When the waveguide units are manufactured using the mold provided with the movable insert to form the protrusions or recesses, the productivity of manufacturing the waveguides is improved as the waveguide obtained after manufacturing is not required to individually be adjusted with, for example, a screw.
Fifth Embodiment
As the fifth embodiment of the present invention, an unsaturated polyester resin (for example, RIGOLAC BMC, RNC413 made by Showa Highpolymer Co., Ltd.), which is obtained by mixing from 5 to 10% polystyrene resin, from 10 to 20 weight % glass fiber, and 60 weight % calcium carbonate, is used to form waveguide units 20 and 21. Thereafter, the resin cover 30 is formed in a similar manner to that of the second embodiment. As the unsaturated polyester resin can be used for insert molding, the productivity of manufacturing the waveguide units is not decreased. Moreover, as the unsaturated polyester resin has a small molding shrinkage percentage, and excellent creep resistance, form errors of a groove for a waveguide after the resin cover 30 has been molded may be prevented from enlarging.
Sixth Embodiment
A sixth embodiment of the present invention is explained. In the sixth embodiment, after waveguide units 20 and 21 are formed in a similar manner to the manufacturing method of the second embodiment, cast molding of a thermosetting resin such as an epoxy resin (for example, an epoxy-resin principal ingredient XNR4153P/a hardening agent XNH4153 made by Vantico), which is obtained by mixing from 60 to 80% silicon dioxide, is executed to form the resin cover 30.

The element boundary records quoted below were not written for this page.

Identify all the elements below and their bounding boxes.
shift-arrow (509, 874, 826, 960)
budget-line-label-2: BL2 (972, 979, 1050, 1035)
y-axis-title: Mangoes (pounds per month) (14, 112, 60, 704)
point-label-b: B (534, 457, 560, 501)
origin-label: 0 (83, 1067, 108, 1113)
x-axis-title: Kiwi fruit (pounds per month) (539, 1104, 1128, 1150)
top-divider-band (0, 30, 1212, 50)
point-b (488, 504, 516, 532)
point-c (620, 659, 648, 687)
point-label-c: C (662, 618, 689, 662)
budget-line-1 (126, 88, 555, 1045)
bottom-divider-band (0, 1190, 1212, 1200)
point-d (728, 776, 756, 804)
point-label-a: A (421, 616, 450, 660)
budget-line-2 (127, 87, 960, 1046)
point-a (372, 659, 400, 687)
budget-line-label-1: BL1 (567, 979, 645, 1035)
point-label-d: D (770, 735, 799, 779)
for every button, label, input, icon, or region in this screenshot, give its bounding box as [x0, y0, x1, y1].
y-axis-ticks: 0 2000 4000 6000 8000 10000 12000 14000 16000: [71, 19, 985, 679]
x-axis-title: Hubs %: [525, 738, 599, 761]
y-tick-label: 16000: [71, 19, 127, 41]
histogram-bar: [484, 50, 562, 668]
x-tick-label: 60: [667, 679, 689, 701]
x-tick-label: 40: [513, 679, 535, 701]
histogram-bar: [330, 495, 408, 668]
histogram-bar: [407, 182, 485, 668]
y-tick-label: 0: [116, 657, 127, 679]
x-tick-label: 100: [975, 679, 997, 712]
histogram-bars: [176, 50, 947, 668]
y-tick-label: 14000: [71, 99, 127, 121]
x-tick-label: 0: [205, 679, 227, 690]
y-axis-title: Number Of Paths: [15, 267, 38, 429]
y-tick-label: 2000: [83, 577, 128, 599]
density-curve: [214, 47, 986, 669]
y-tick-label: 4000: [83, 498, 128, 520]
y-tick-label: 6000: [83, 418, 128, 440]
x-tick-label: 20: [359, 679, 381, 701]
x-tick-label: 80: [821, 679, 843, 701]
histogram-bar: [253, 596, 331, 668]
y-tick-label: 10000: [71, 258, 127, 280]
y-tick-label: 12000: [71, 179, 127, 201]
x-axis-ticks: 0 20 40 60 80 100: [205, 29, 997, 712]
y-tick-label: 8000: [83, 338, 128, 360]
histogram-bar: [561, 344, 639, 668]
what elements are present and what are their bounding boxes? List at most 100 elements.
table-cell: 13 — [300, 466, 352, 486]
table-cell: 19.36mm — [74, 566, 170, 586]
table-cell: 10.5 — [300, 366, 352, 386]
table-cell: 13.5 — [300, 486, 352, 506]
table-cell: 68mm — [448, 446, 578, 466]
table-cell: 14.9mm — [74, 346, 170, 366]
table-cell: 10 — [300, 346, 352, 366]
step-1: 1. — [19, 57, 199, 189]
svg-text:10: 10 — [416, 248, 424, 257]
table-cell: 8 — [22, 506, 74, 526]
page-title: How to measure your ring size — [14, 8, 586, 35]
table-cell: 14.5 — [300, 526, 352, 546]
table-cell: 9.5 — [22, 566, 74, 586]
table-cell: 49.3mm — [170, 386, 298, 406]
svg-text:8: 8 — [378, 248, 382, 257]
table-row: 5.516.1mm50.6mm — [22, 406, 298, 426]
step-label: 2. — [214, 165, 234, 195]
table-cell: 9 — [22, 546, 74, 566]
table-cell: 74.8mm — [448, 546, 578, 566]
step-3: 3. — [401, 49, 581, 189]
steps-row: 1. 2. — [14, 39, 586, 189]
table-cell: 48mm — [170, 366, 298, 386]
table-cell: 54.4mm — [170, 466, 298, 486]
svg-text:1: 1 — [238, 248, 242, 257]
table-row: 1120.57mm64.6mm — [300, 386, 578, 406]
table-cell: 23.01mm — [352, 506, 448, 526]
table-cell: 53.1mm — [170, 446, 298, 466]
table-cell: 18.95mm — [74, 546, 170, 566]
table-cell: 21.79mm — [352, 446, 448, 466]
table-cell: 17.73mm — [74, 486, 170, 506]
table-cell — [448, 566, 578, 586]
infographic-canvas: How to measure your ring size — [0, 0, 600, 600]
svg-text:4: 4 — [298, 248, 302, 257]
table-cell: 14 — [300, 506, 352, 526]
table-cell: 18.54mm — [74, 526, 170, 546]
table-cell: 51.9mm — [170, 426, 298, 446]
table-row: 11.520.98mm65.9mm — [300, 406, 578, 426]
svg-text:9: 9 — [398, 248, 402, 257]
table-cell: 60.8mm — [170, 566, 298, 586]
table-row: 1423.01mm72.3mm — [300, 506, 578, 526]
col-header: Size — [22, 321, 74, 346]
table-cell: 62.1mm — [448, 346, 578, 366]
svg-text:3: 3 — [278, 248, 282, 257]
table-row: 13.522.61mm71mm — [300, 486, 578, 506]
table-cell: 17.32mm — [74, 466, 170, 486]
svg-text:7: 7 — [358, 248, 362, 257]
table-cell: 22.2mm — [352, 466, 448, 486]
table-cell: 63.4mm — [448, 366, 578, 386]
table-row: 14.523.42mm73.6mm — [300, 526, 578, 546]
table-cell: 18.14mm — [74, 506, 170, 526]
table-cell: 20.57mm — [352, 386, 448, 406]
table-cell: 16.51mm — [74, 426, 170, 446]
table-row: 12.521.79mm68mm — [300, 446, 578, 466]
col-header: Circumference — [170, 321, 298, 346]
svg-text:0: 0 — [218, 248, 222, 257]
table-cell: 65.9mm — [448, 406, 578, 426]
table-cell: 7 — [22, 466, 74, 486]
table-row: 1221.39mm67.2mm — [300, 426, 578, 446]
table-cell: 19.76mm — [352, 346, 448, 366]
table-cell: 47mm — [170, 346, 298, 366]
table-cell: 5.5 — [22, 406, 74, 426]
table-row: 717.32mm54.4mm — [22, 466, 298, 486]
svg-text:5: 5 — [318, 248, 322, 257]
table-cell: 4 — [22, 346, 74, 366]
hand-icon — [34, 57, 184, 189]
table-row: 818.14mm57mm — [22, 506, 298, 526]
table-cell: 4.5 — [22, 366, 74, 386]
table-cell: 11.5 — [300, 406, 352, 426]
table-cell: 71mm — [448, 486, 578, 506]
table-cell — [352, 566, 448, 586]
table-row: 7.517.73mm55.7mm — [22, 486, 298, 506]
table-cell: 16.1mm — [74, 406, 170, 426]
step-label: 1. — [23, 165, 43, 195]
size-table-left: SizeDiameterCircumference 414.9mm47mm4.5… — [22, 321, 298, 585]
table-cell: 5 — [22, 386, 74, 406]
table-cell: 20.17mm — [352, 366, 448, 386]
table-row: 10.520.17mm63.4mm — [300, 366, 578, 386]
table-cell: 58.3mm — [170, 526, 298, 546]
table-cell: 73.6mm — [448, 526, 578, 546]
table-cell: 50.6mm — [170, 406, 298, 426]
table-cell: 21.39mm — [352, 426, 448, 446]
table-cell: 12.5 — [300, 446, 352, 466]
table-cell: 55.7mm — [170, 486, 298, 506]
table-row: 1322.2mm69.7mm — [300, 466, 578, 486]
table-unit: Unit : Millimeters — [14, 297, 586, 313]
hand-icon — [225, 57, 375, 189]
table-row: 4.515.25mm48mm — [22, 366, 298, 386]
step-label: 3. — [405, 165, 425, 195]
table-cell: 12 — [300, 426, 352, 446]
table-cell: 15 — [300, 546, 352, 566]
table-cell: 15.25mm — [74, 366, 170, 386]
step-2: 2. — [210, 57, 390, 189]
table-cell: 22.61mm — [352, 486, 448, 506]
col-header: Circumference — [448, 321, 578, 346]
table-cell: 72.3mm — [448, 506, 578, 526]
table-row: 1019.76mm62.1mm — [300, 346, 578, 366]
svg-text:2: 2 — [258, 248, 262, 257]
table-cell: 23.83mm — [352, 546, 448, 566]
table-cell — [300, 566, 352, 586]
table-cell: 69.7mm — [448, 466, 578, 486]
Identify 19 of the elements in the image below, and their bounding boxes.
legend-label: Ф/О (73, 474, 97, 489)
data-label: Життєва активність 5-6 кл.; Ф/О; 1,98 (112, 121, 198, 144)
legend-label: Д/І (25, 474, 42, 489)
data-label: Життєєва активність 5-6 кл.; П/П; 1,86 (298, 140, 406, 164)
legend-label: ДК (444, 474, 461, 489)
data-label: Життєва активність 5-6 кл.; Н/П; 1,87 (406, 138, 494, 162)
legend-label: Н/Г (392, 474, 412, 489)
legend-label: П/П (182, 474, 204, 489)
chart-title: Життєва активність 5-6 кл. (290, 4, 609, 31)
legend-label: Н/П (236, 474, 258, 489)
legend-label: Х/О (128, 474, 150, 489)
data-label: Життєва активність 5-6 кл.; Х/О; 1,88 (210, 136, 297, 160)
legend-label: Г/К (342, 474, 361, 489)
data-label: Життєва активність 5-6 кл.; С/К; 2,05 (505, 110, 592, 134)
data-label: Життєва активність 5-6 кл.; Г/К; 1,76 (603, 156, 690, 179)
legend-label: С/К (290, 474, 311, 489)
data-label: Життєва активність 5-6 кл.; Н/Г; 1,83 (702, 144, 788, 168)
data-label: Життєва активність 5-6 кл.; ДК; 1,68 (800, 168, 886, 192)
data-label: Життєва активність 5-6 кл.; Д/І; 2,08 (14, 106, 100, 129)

Form errors of a groove for a waveguide at forming the resin cover 30 may be prevented from enlarging, as injecting pressure is not applied in a manufacturing method using the thermosetting resin such as the epoxy resin on the waveguide units insert-molded.
Though the side faces 28 (refer to FIG. 2) of flange portions 23 in the waveguide units 20 and 21 have been also covered by the resin cover 30 in the embodiments, the side faces 28 may be exposed. But the weather-resistance of a waveguide 10 against wind and rain would be reduced in such a case. That is, the resin cover 30 may be formed in such a way that the through holes 25 are filled and at least the outer faces facing matching faces 22 of the flange portions 23 are covered.
A material used for the waveguide units 20 and 21 may be an arbitrary metal or resin. Moreover, though the present invention has been applied for a rectangular waveguide in the embodiments, the present invention may be also applied for a circular waveguide.
A waveguide that has made using the manufacturing method according to the present invention may be applied not only for a microwave transmitter-receiver shown in FIG. 1 and is used for satellite communication, but also for other arbitrary communication devices, and electronic devices.
INDUSTRIAL APPLICABILITY
The present invention is preferably used for a waveguide included in a duplexer and the like in a microwave antenna provided in a ground station for satellite communication.